Les différentes formes de mission de présence énumérées ci-dessus sont opportunes aussi bien dans les pays et les sociétés où s’est affirmé un pluralisme idéologique et religieux et où fonctionne le principe juridique de liberté de conscience et de religion, que dans les pays où pour des raisons politiques ou autres, le droit à la liberté de conscience, de religion et de diffusion de sa religion n’est pas reconnu. Dans ces derniers, la mission personnelle revêt une importance particulière, dans la mesure où elle est souvent la seule possible.

 

L’Église appelle à la liberté de religion et enseigne à ses membres le respect et l’amour envers tout homme, indépendamment de ses opinions religieuses. Tout en restant fidèle à l’Évangile, l’Église recherche les formes de mission de présence les plus adaptées dans tel ou tel contexte politique, social, culturel et religieux.

 

3)      Le témoignage de l’Orthodoxie parmi les chrétiens d’autres confessions

L’Église orthodoxe russe ne refuse pas de témoigner de l’Orthodoxie parmi les chrétiens d’autres confessions. Elle a toujours souligné que les contacts avec les représentants d’autres confessions, y compris le dialogue bilatéral, la participation à des conférences interchrétienne, le travail au sein d’organisations interchrétiennes, ou d’autres formes de collaboration interchrétienne servait le but principal exposé dans les « Principes fondamentaux régissant les relations avec l’hétérodoxie » adoptés lors du Concile épiscopal jubilaire de l’an 2000 : « L’Église orthodoxe est la gardienne de la Tradition et des dons de la grâce de l’Église antique. C’est pourquoi elle considère comme son objectif principal dans ses rapports avec l’hétérodoxie d’offrir un témoignage constant et insistant, conduisant à la découverte et à l’acceptation de la vérité exprimée dans cette Tradition » (3, 1). De même, les décrets de la Rencontre panorthodoxe de Thessalonique (1998) soulignent résolument que « nous (orthodoxes) n’avons pas le droit de renoncer à la mission que nous a imposée notre Seigneur Jésus Christ, mission de témoignage de la Vérité devant le monde non orthodoxe ». Dans les cas où nos partenaires dans le dialogue s’engagent dans la voie de la révision des normes éternelles et intangibles fixées par l’Écriture Sainte, le dialogue perd son sens et un terme y est mis.

 

4)      Le dialogue avec les représentants d’autres religions

 

La conception moderne de la mission est fondée sur la culture du dialogue. La reconnaissance du principe de liberté du choix religieux suppose que la forme prédominante du témoignage envers les représentants d’autres religions doit être le dialogue. L’Église orthodoxe russe participe au dialogue interreligieux sous différentes formes, énonçant et défendant ses positions sur des questions d’intérêt public comme les normes et les valeurs morales, la coexistence pacifique, la justice, le respect de la dignité humaine, la défense de l’environnement, la bioéthique, les droits de l’homme, etc.

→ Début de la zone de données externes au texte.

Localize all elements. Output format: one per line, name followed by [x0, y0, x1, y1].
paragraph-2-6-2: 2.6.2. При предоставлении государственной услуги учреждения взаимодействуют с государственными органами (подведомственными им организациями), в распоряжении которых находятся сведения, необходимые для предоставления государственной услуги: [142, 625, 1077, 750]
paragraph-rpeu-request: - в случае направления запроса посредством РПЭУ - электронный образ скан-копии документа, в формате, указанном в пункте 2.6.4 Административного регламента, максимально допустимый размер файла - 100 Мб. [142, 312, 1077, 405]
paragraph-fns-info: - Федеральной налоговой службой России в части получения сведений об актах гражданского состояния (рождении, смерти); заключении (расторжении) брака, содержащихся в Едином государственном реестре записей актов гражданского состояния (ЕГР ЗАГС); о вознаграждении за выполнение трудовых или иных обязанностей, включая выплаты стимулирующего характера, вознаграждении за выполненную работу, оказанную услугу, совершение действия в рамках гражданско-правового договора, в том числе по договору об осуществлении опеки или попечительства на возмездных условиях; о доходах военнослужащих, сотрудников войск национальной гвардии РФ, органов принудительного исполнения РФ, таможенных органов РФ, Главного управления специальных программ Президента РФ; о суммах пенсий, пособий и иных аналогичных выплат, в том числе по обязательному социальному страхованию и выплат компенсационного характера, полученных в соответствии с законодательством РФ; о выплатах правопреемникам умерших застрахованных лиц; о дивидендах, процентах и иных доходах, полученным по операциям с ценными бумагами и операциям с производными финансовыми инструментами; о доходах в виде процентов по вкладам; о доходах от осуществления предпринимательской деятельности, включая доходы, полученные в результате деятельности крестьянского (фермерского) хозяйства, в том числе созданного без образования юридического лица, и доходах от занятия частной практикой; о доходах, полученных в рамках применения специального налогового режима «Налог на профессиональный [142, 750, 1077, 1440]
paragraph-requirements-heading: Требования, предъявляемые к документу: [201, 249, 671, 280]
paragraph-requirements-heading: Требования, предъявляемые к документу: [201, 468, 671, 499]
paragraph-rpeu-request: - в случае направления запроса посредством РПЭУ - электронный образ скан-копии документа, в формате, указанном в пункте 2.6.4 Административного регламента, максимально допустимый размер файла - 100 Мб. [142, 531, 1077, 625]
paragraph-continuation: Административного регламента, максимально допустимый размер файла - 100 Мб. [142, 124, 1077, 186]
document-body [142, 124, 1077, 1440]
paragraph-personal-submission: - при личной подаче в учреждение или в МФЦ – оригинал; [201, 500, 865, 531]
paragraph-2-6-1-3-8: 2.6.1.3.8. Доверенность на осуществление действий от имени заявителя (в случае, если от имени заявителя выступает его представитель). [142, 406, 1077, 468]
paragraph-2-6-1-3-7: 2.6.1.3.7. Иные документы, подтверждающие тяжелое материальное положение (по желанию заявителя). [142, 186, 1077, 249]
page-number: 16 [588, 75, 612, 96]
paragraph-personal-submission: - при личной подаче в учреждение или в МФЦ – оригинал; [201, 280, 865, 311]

L’Église orthodoxe, s’appuyant sur ses propres principes doctrinaux et canoniques porte un jugement sur le système des croyances et de la pratique religieuses des autres religions. Quant aux personnes qui sont les adeptes de ces religions ou d’idéologies laïques, sa position est une position de respect et d’amour. Comme l’écrivait saint Innocent, métropolite de Moscou et missionnaire russe, « si le prédicateur n’a pas d’amour (…) pour ceux auxquels il prêche, le meilleur et le plus éloquent exposé de la doctrine restera totalement infructueux, car seul l’amour est fondateur[1] ».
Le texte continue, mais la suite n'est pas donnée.